Derivation and Validation of a Clinical Diagnostic Tool for the Identification of Older Community-Dwellers With Hypovitaminosis D.
Document Type
Article
Publication Date
4-23-2015
Journal
Journal of the American Medical Directors Association
URL with Digital Object Identifier
doi: 10.1016/j.jamda.2015.03.008
Abstract
OBJECTIVES: Hypovitaminosis D is highly prevalent among seniors. Although evidence is insufficient to recommend routine vitamin D screening in seniors, universal vitamin D supplementation is not desirable either. To rationalize vitamin D determination, our objective was to elaborate and test a clinical diagnostic tool for the identification of seniors with hypovitaminosis D without using a blood test.
DESIGN: Derivation of a clinical diagnostic tool using artificial neural networks (multilayer perceptron; MLP) in randomized training subgroup of Prévention des Chutes, Réseau 4' cohort, and validation in randomized testing subgroup.
SETTING: Health Examination Centers of health insurance, Lyon, France.
PARTICIPANTS: A total of 1924 community-dwellers aged ≥65 years without vitamin D supplements, consecutively recruited between 2009 and 2012.

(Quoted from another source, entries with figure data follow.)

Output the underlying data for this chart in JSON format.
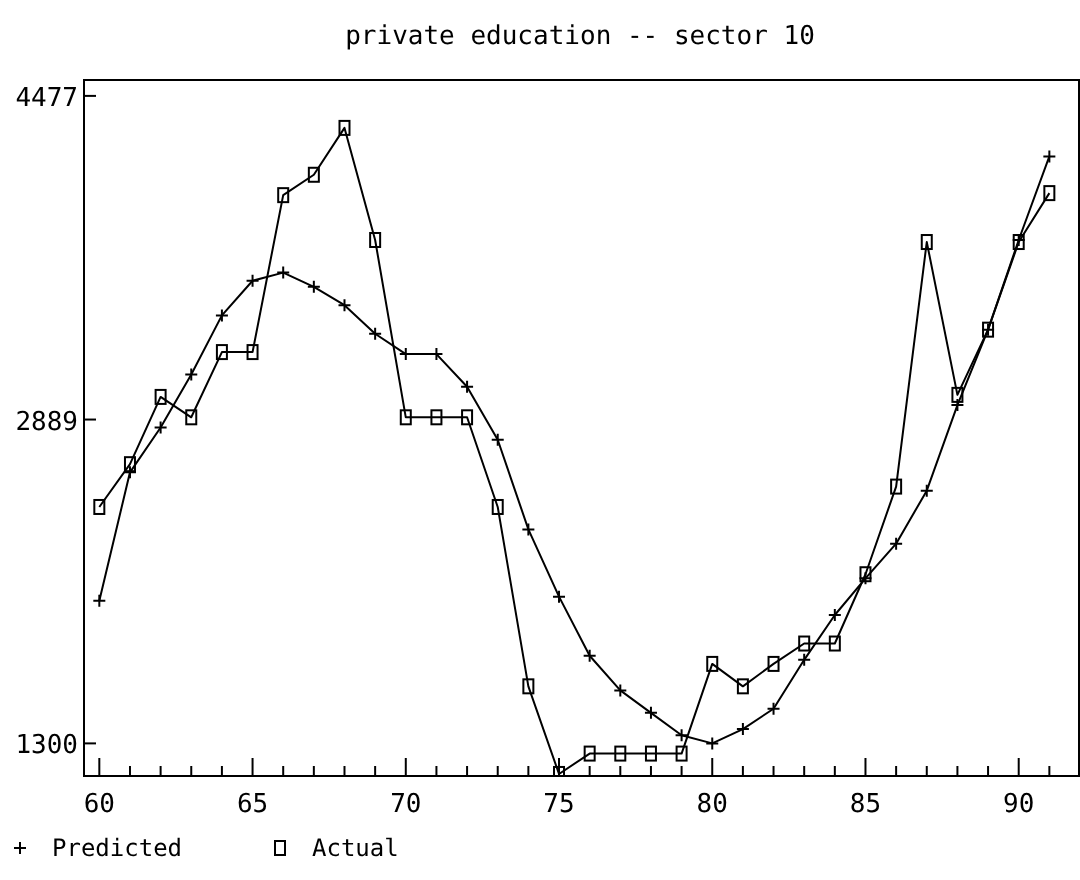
{
  "chart_data": {
    "type": "line",
    "title": "private education -- sector 10",
    "x": [
      60,
      61,
      62,
      63,
      64,
      65,
      66,
      67,
      68,
      69,
      70,
      71,
      72,
      73,
      74,
      75,
      76,
      77,
      78,
      79,
      80,
      81,
      82,
      83,
      84,
      85,
      86,
      87,
      88,
      89,
      90,
      91
    ],
    "series": [
      {
        "name": "Predicted",
        "color": "#000000",
        "marker": "cross",
        "values": [
          2000,
          2630,
          2850,
          3110,
          3400,
          3570,
          3610,
          3540,
          3450,
          3310,
          3210,
          3210,
          3050,
          2790,
          2350,
          2020,
          1730,
          1560,
          1450,
          1340,
          1300,
          1370,
          1470,
          1710,
          1930,
          2110,
          2280,
          2540,
          2960,
          3330,
          3770,
          4180
        ]
      },
      {
        "name": "Actual",
        "color": "#000000",
        "marker": "square",
        "values": [
          2460,
          2670,
          3000,
          2900,
          3220,
          3220,
          3990,
          4090,
          4320,
          3770,
          2900,
          2900,
          2900,
          2460,
          1580,
          1150,
          1250,
          1250,
          1250,
          1250,
          1690,
          1580,
          1690,
          1790,
          1790,
          2130,
          2560,
          3760,
          3010,
          3330,
          3760,
          4000
        ]
      }
    ],
    "xlim": [
      59.5,
      92
    ],
    "ylim": [
      1140,
      4555
    ],
    "xticks": [
      60,
      {
        "value": 61,
        "label": null
      },
      {
        "value": 62,
        "label": null
      },
      {
        "value": 63,
        "label": null
      },
      {
        "value": 64,
        "label": null
      },
      65,
      {
        "value": 66,
        "label": null
      },
      {
        "value": 67,
        "label": null
      },
      {
        "value": 68,
        "label": null
      },
      {
        "value": 69,
        "label": null
      },
      70,
      {
        "value": 71,
        "label": null
      },
      {
        "value": 72,
        "label": null
      },
      {
        "value": 73,
        "label": null
      },
      {
        "value": 74,
        "label": null
      },
      75,
      {
        "value": 76,
        "label": null
      },
      {
        "value": 77,
        "label": null
      },
      {
        "value": 78,
        "label": null
      },
      {
        "value": 79,
        "label": null
      },
      80,
      {
        "value": 81,
        "label": null
      },
      {
        "value": 82,
        "label": null
      },
      {
        "value": 83,
        "label": null
      },
      {
        "value": 84,
        "label": null
      },
      85,
      {
        "value": 86,
        "label": null
      },
      {
        "value": 87,
        "label": null
      },
      {
        "value": 88,
        "label": null
      },
      {
        "value": 89,
        "label": null
      },
      90,
      {
        "value": 91,
        "label": null
      }
    ],
    "yticks": [
      1300,
      2889,
      4477
    ],
    "legend": "bottom",
    "grid": false,
    "line_style": "solid"
  }
}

MEASUREMENTS: Hypovitaminosis D defined as serum 25-hydroxyvitamin (25OHD) concentration ≤ 75 nmol/L, ≤50 nmol/L, or ≤25 nmol/L. A set of clinical variables (age, gender, living alone, individual deprivation, body mass index, undernutrition, polymorbidity, number of drugs used daily, psychoactive drugs, biphosphonates, strontium, calcium supplements, falls, fear of falling, vertebral fractures, Timed Up and Go, walking aids, lower-limb proprioception, handgrip strength, visual acuity, wearing glasses, cognitive disorders, sad mood) were recorded. Several MLPs, based on varying amounts of variables according to their relative importance, were tested consecutively.
RESULTS: A total of 1729 participants (89.9%) had 25OHD ≤75 nmol/L, 1288 (66.9%) had 25OHD ≤50 nmol/L, and 525 (27.2%) had 25OHD ≤25 nmol/L. MLP using 16 clinical variables was able to diagnose hypovitaminosis D ≤ 75 nmol/L with accuracy = 96.3%, area under curve (AUC) = 0.938, and κ = 79.3 indicating almost perfect agreement. It was also able to diagnose hypovitaminosis D ≤ 50 nmol/L with accuracy = 81.5, AUC = 0.867, and κ = 57.8 (moderate agreement); and hypovitaminosis D ≤ 25 nmol/L with accuracy = 82.5, AUC = 0.385, and κ = 55.0 (moderate agreement).
CONCLUSIONS: We elaborated an algorithm able to identify, from 16 clinical variables, seniors with hypovitaminosis D.